Dillard University, Morgan State University’s Robert M. Bell Center for Civil Rights in Education, and the National Association for Equal Opportunity in Higher Education (NAFEO) were among the high-profile beneficiaries of the donation. Funds for the gift were a portion of the legal fees the firm collected in a landmark lawsuit on behalf of students and alumni of Maryland for HBCUs.
They sued the state for discriminatory program duplication and associated resource disparities. Finally, after many years, they forced a settlement engineered by state lawmakers with the schools totaling more than $577 million in additional appropriations over ten years.
The Kirkland & Ellis gift shows several important things about the value and future of HBCUs. First, black colleges are essential in cementing political and cultural frameworks benefiting Black and other minority groups. For all of the credit HBCU students earn for their roles as creators of the American Civil Rights Movement, several landmark cases in higher education have revolved around HBCUs’ and their example of the failings and promise of racial equity.
The Maryland HBCU lawsuit extends cases like Ayers v. Fordice, Knight v.
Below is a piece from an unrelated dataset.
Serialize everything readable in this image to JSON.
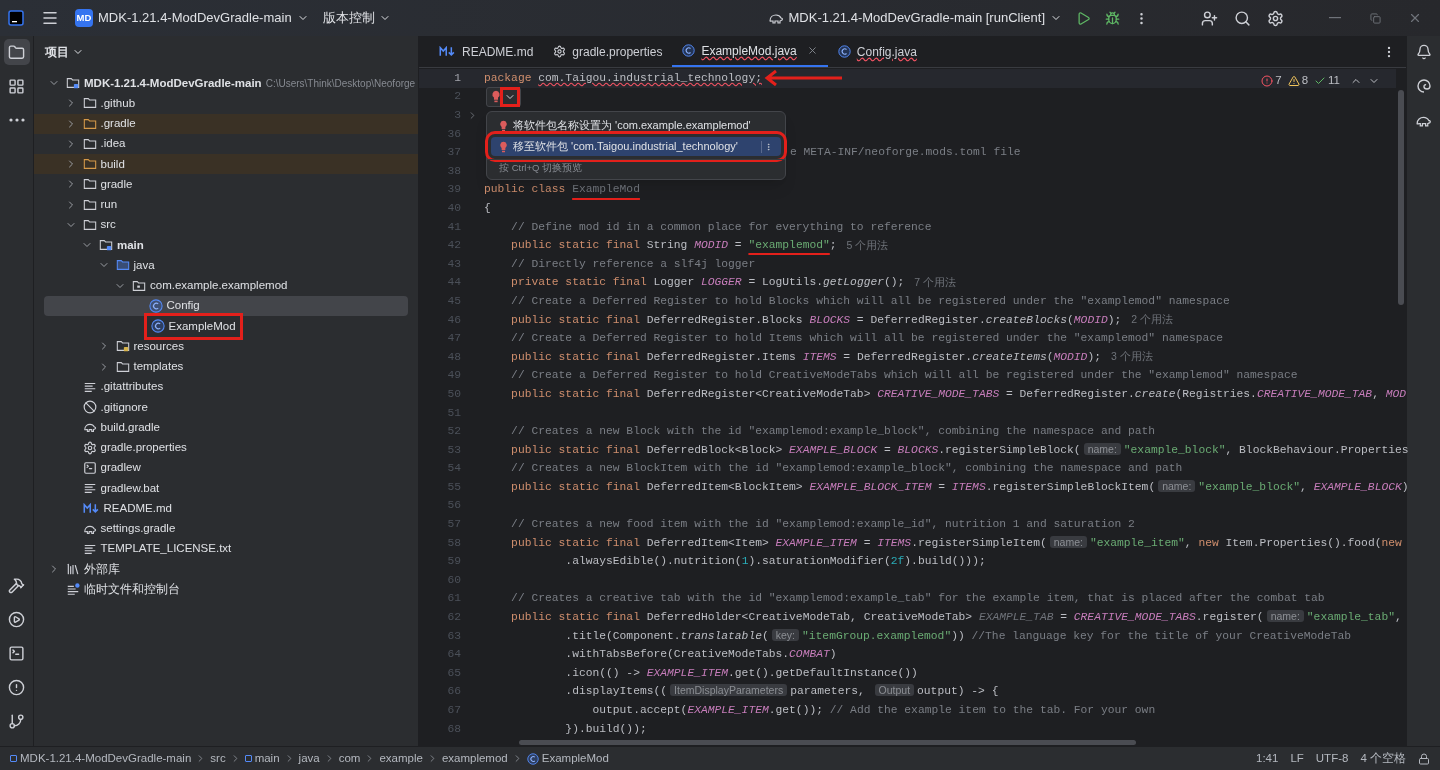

Alabama, the University of Tennessee-Nashville merger into Tennessee State University, and consent decrees across the south in states like Louisiana, Florida, and North Carolina.
This lineage is important to highlight because, for the first time in modern HBCU history, the institutions are developing infrastructure to prevent discriminatory funding and policymaking, rather than solely relying on court intervention once significant damage has been done to them. Funded scholarships will support the training of civil rights and social justice lawyers graduating from HBCUs. Resources will also allow Black colleges to convene national discussions on racial equity and policymaking.
Faculty at Dillard and Morgan will have seed funding and institutional support for teaching these topics at HBCUs — work that their centers have long been doing but haven’t had the money to bring to national scale and impact.
But there also is a certain magic about this gift beyond seed funding for community and institutional justice. It teaches an important lesson for antagonistic lawmakers about the danger of promoting or ignoring discriminatory practices in higher education.
According to the legislative agreement, the money awarded in this settlement cannot be used to replace or supplant regular state appropriations for Bowie State University, Coppin State University, Morgan State, and the University of Maryland Eastern Shore. So for the next decade, HBCUs will finally receive a fraction of what was denied to them for generations.
Additionally, the award of $577 million doesn’t quite represent the full financial impact of the settlement. In 2019, representatives for Maryland Governor Larry Hogan were quoted publicly in estimating that funding for new construction, hiring, and program development appropriated to the four HBCUs throughout the 15-year lawsuit totaled more than $1.5 billion in investment.
Consider the math; the state spent $1.5 billion on HBCUs to get out of a lawsuit asking for $2 billion in total, only to concede $577 million more in defeat.
The victory doesn’t represent an end, but in fact, a somber beginning. There are grumblings in places like Kentucky and Georgia, where lawmakers are challenging the industrial necessity of public HBCUs. Private HBCUs remain vulnerable to enrollment revenue shortfalls and accreditation standards, along with the growth of predominantly white institutions sharing their geographic footprints.
They may even face opposition from presidents, as was the case in Maryland with Morgan State’s president, who covertly worked against the best interest of the lawsuit and plaintiffs.
But if one law firm can turn pro bono counsel into a transformative gift advancing legal protection for Black colleges and their interests, then there is hope that HBCUs can cultivate similar partnerships and alliances across a wide range of industries into the future.